Das Licht eines Blitzes machte für eine Sekunde den Schatten Guerros sichtbar.
Er zeigte nicht des Kriegers Silhouette, sondern eine viel mächtigere Gestalt
mit einem im Winde wehenden Umhang und einem langen Bart.
Der Donnergott Thor atmete in Guerros Leib.
Der Wirt selbst war wie in Trance gefangen, unfähig einzugreifen.
Der Hammer erhob sich zum letzten Schlag gegen die Schlange.
Als der Hammer, von einer Urkraft bewegt, den Hinterkopf der Schlange traf,
vermischte sich der Urknall mit einem Todesschrei.
Die Luft entzündete sich in einem Feuersturm um Guerro herum.
Der Todesschrei erstickte kläglich in dem stinkenden Körper der Midgardschlange,
als sich ihr Leib zu Boden senkte.
Die letzten Muskelimpulse ließen sie erbärmlich zucken, als ein dunkles Feuer
sie verschlang.
Auch Navbars Leib verbrannte.
Der Donner, der eben noch scheinbar unaufhörlich bebte, verschwand in der Ferne.
Genauso schwindend verließ Guerros Körper die Macht Thors.
Der Hammer verschwand so, wie er erschien, in einem goldenem Licht, das ihn
verschlang.
Guerro und Loon gingen hinab, ohne einen Ton zu sagen.
Auf dem Schlachtfeld war es ruhig geworden.
Der Kampf war auch hier beendet.
Aschehaufen zeugten davon, dass es auch hier verbrannte Leichen gab.

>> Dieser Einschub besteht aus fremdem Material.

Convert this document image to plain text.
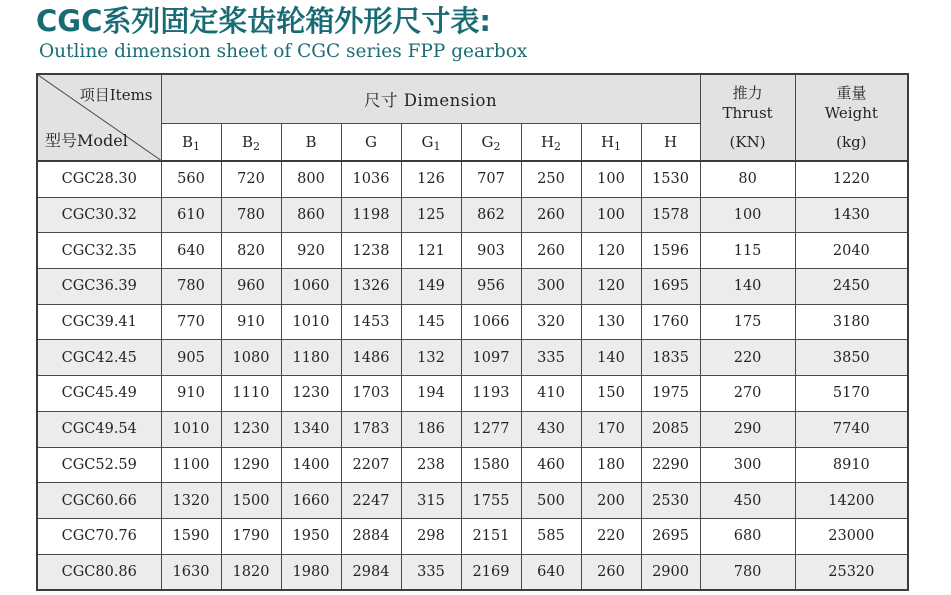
CGC系列固定桨齿轮箱外形尺寸表:
Outline dimension sheet of CGC series FPP gearbox
项目Items
型号Model
	尺寸 Dimension	推力
Thrust
(KN)

重量
Weight
(kg)

	$B_1$	$B_2$	B	G	$G_1$	$G_2$	$H_2$	$H_1$	H		
CGC28.30	560	720	800	1036	126	707	250	100	1530	80	1220
CGC30.32	610	780	860	1198	125	862	260	100	1578	100	1430
CGC32.35	640	820	920	1238	121	903	260	120	1596	115	2040
CGC36.39	780	960	1060	1326	149	956	300	120	1695	140	2450
CGC39.41	770	910	1010	1453	145	1066	320	130	1760	175	3180
CGC42.45	905	1080	1180	1486	132	1097	335	140	1835	220	3850
CGC45.49	910	1110	1230	1703	194	1193	410	150	1975	270	5170
CGC49.54	1010	1230	1340	1783	186	1277	430	170	2085	290	7740
CGC52.59	1100	1290	1400	2207	238	1580	460	180	2290	300	8910
CGC60.66	1320	1500	1660	2247	315	1755	500	200	2530	450	14200
CGC70.76	1590	1790	1950	2884	298	2151	585	220	2695	680	23000
CGC80.86	1630	1820	1980	2984	335	2169	640	260	2900	780	25320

Der siegreiche Kämpfer kam herunter zu seinen treuen Kriegern. Guerro rammte ein
Schwert zu Boden, die anderen taten es ihm gleich und verließen das Schlachtfeld
ohne ein Wort.
Sie behielten die Stille inne, bis der Tag sich verabschiedete.

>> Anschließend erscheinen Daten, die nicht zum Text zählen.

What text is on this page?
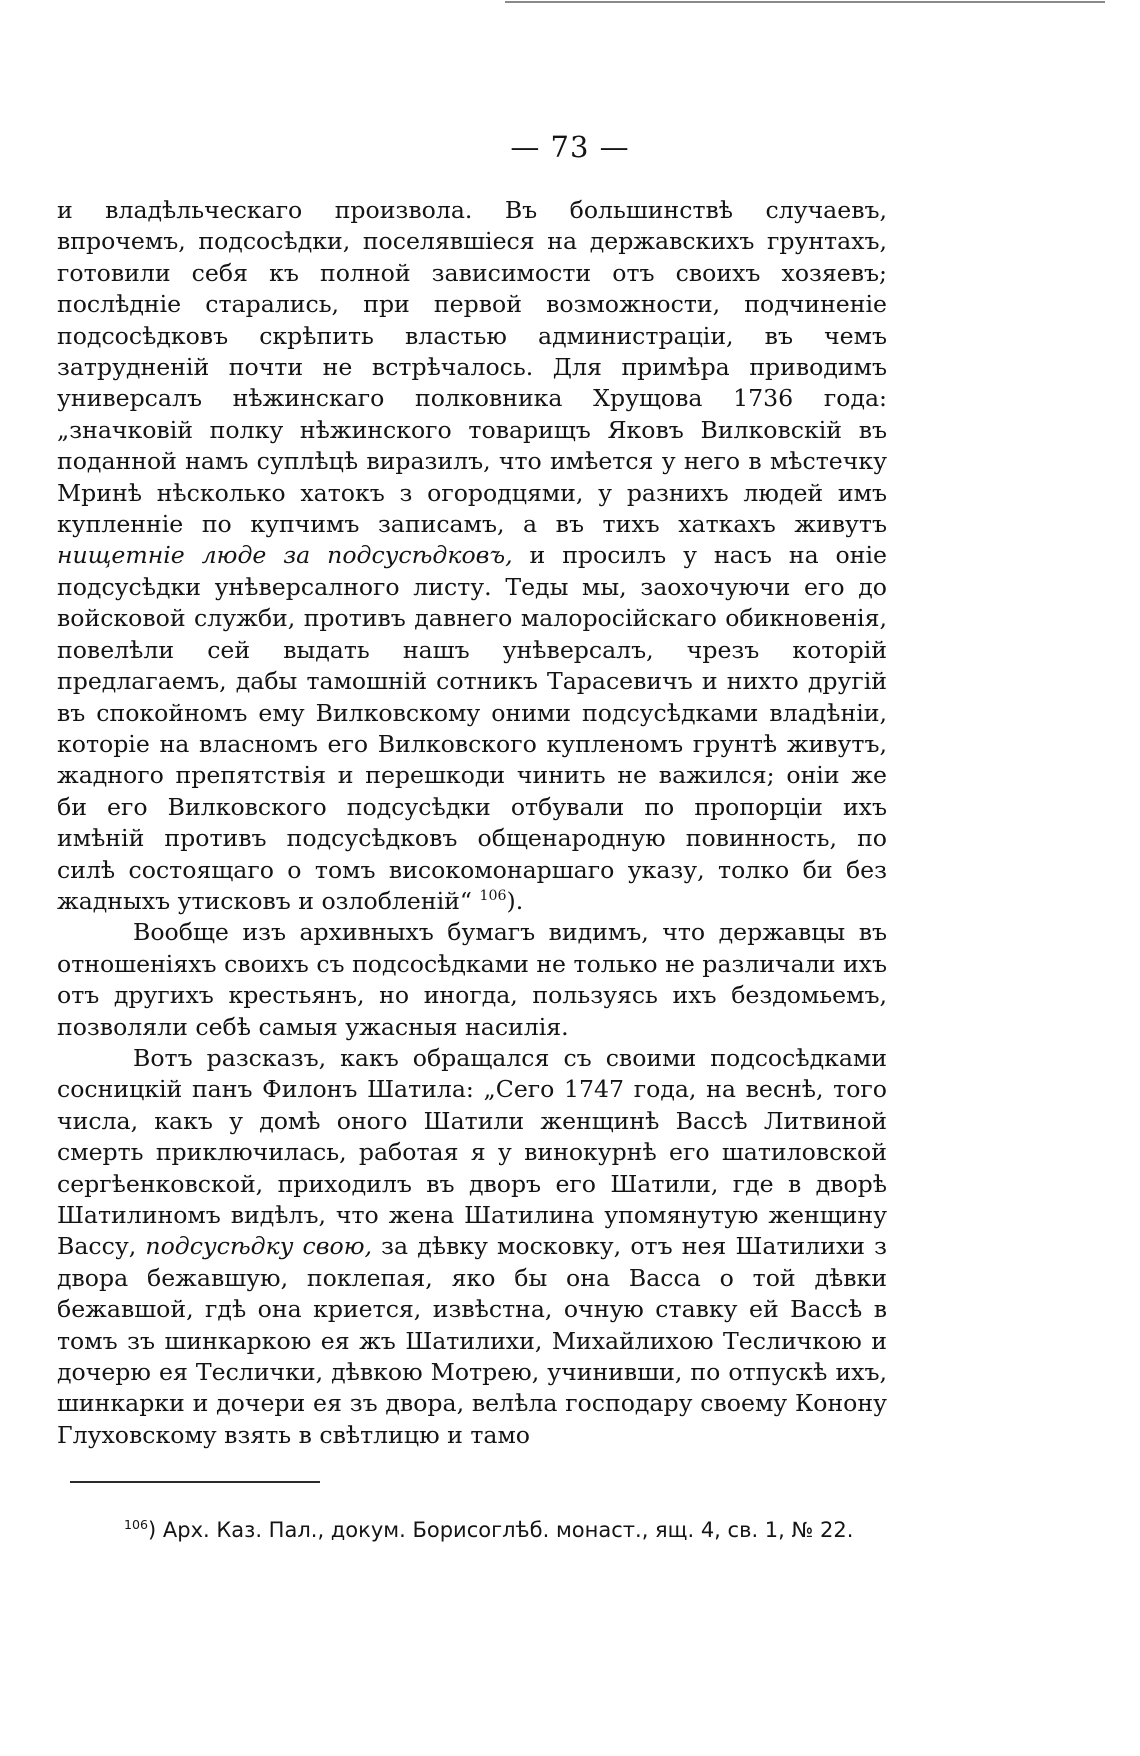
— 73 —

и владѣльческаго произвола. Въ большинствѣ случаевъ, впрочемъ, подсосѣдки, поселявшіеся на державскихъ грунтахъ, готовили себя къ полной зависимости отъ своихъ хозяевъ; послѣдніе старались, при первой возможности, подчиненіе подсосѣдковъ скрѣпить властью администраціи, въ чемъ затрудненій почти не встрѣчалось. Для примѣра приводимъ универсалъ нѣжинскаго полковника Хрущова 1736 года: „значковій полку нѣжинского товарищъ Яковъ Вилковскій въ поданной намъ суплѣцѣ виразилъ, что имѣется у него в мѣстечку Мринѣ нѣсколько хатокъ з огородцями, у разнихъ людей имъ купленніе по купчимъ записамъ, а въ тихъ хаткахъ живутъ нищетніе люде за подсусѣдковъ, и просилъ у насъ на оніе подсусѣдки унѣверсалного листу. Теды мы, заохочуючи его до войсковой служби, противъ давнего малоросійскаго обикновенія, повелѣли сей выдать нашъ унѣверсалъ, чрезъ которій предлагаемъ, дабы тамошній сотникъ Тарасевичъ и нихто другій въ спокойномъ ему Вилковскому оними подсусѣдками владѣніи, которіе на власномъ его Вилковского купленомъ грунтѣ живутъ, жадного препятствія и перешкоди чинить не важился; оніи же би его Вилковского подсусѣдки отбували по пропорціи ихъ имѣній противъ подсусѣдковъ общенародную повинность, по силѣ состоящаго о томъ високомонаршаго указу, толко би без жадныхъ утисковъ и озлобленій“ $^{106}$).

Вообще изъ архивныхъ бумагъ видимъ, что державцы въ отношеніяхъ своихъ съ подсосѣдками не только не различали ихъ отъ другихъ крестьянъ, но иногда, пользуясь ихъ бездомьемъ, позволяли себѣ самыя ужасныя насилія.

Вотъ разсказъ, какъ обращался съ своими подсосѣдками сосницкій панъ Филонъ Шатила: „Сего 1747 года, на веснѣ, того числа, какъ у домѣ оного Шатили женщинѣ Вассѣ Литвиной смерть приключилась, работая я у винокурнѣ его шатиловской сергѣенковской, приходилъ въ дворъ его Шатили, где в дворѣ Шатилиномъ видѣлъ, что жена Шатилина упомянутую женщину Вассу, подсусѣдку свою, за дѣвку московку, отъ нея Шатилихи з двора бежавшую, поклепая, яко бы она Васса о той дѣвки бежавшой, гдѣ она криется, извѣстна, очную ставку ей Вассѣ в томъ зъ шинкаркою ея жъ Шатилихи, Михайлихою Тесличкою и дочерю ея Теслички, дѣвкою Мотрею, учинивши, по отпускѣ ихъ, шинкарки и дочери ея зъ двора, велѣла господару своему Конону Глуховскому взять в свѣтлицю и тамо

$^{106}$) Арх. Каз. Пал., докум. Борисоглѣб. монаст., ящ. 4, св. 1, № 22.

Der Tag dieser Schlacht ist vermerkt als der Tag der stummen Krieger. Zu diesen
Stunden gedenkt man den armen Seelen, die für die Midgardschlange aus dem ewigen
Schlaf geweckt wurden.
Die Schwerter der siegreichen Krieger kann man noch heute bewundern.

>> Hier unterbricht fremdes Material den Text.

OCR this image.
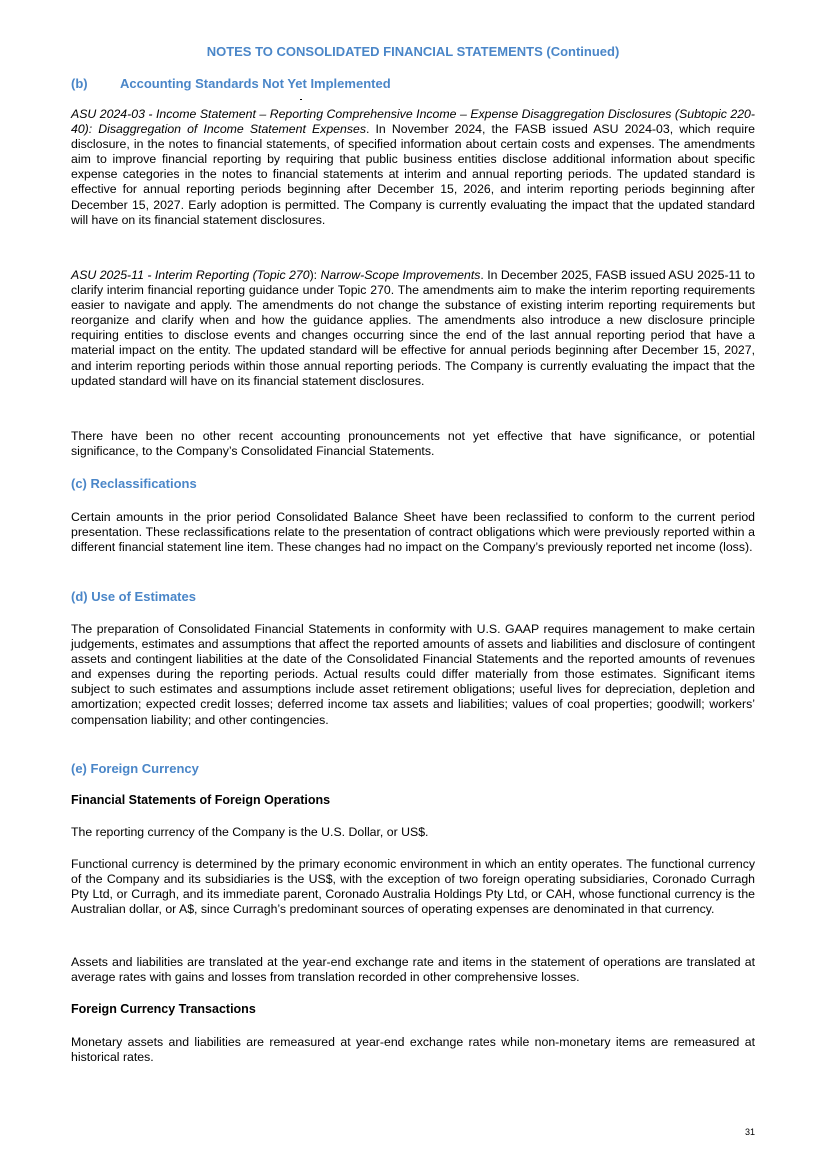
NOTES TO CONSOLIDATED FINANCIAL STATEMENTS (Continued)
(b) Accounting Standards Not Yet Implemented

ASU 2024-03 - Income Statement – Reporting Comprehensive Income – Expense Disaggregation Disclosures (Subtopic 220-40): Disaggregation of Income Statement Expenses. In November 2024, the FASB issued ASU 2024-03, which require disclosure, in the notes to financial statements, of specified information about certain costs and expenses. The amendments aim to improve financial reporting by requiring that public business entities disclose additional information about specific expense categories in the notes to financial statements at interim and annual reporting periods. The updated standard is effective for annual reporting periods beginning after December 15, 2026, and interim reporting periods beginning after December 15, 2027. Early adoption is permitted. The Company is currently evaluating the impact that the updated standard will have on its financial statement disclosures.

ASU 2025-11 - Interim Reporting (Topic 270): Narrow-Scope Improvements. In December 2025, FASB issued ASU 2025-11 to clarify interim financial reporting guidance under Topic 270. The amendments aim to make the interim reporting requirements easier to navigate and apply. The amendments do not change the substance of existing interim reporting requirements but reorganize and clarify when and how the guidance applies. The amendments also introduce a new disclosure principle requiring entities to disclose events and changes occurring since the end of the last annual reporting period that have a material impact on the entity. The updated standard will be effective for annual periods beginning after December 15, 2027, and interim reporting periods within those annual reporting periods. The Company is currently evaluating the impact that the updated standard will have on its financial statement disclosures.

There have been no other recent accounting pronouncements not yet effective that have significance, or potential significance, to the Company’s Consolidated Financial Statements.

(c) Reclassifications

Certain amounts in the prior period Consolidated Balance Sheet have been reclassified to conform to the current period presentation. These reclassifications relate to the presentation of contract obligations which were previously reported within a different financial statement line item. These changes had no impact on the Company’s previously reported net income (loss).

(d) Use of Estimates

The preparation of Consolidated Financial Statements in conformity with U.S. GAAP requires management to make certain judgements, estimates and assumptions that affect the reported amounts of assets and liabilities and disclosure of contingent assets and contingent liabilities at the date of the Consolidated Financial Statements and the reported amounts of revenues and expenses during the reporting periods. Actual results could differ materially from those estimates. Significant items subject to such estimates and assumptions include asset retirement obligations; useful lives for depreciation, depletion and amortization; expected credit losses; deferred income tax assets and liabilities; values of coal properties; goodwill; workers’ compensation liability; and other contingencies.

(e) Foreign Currency
Financial Statements of Foreign Operations

The reporting currency of the Company is the U.S. Dollar, or US$.

Functional currency is determined by the primary economic environment in which an entity operates. The functional currency of the Company and its subsidiaries is the US$, with the exception of two foreign operating subsidiaries, Coronado Curragh Pty Ltd, or Curragh, and its immediate parent, Coronado Australia Holdings Pty Ltd, or CAH, whose functional currency is the Australian dollar, or A$, since Curragh’s predominant sources of operating expenses are denominated in that currency.

Assets and liabilities are translated at the year-end exchange rate and items in the statement of operations are translated at average rates with gains and losses from translation recorded in other comprehensive losses.

Foreign Currency Transactions

Monetary assets and liabilities are remeasured at year-end exchange rates while non-monetary items are remeasured at historical rates.

31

Die Zeit konnte ihnen nichts antun.
Sie sind das Symbol für den Frieden im heutigen Naciente.
Guerro hatte recht, sie waren wirklich in die Geschichte eingegangen mit dieser
Schlacht,
als die Letzten Krieger der Letzten Schlacht.
Denn fortan herrschte Frieden über diesem Land, und nie wieder Krieg.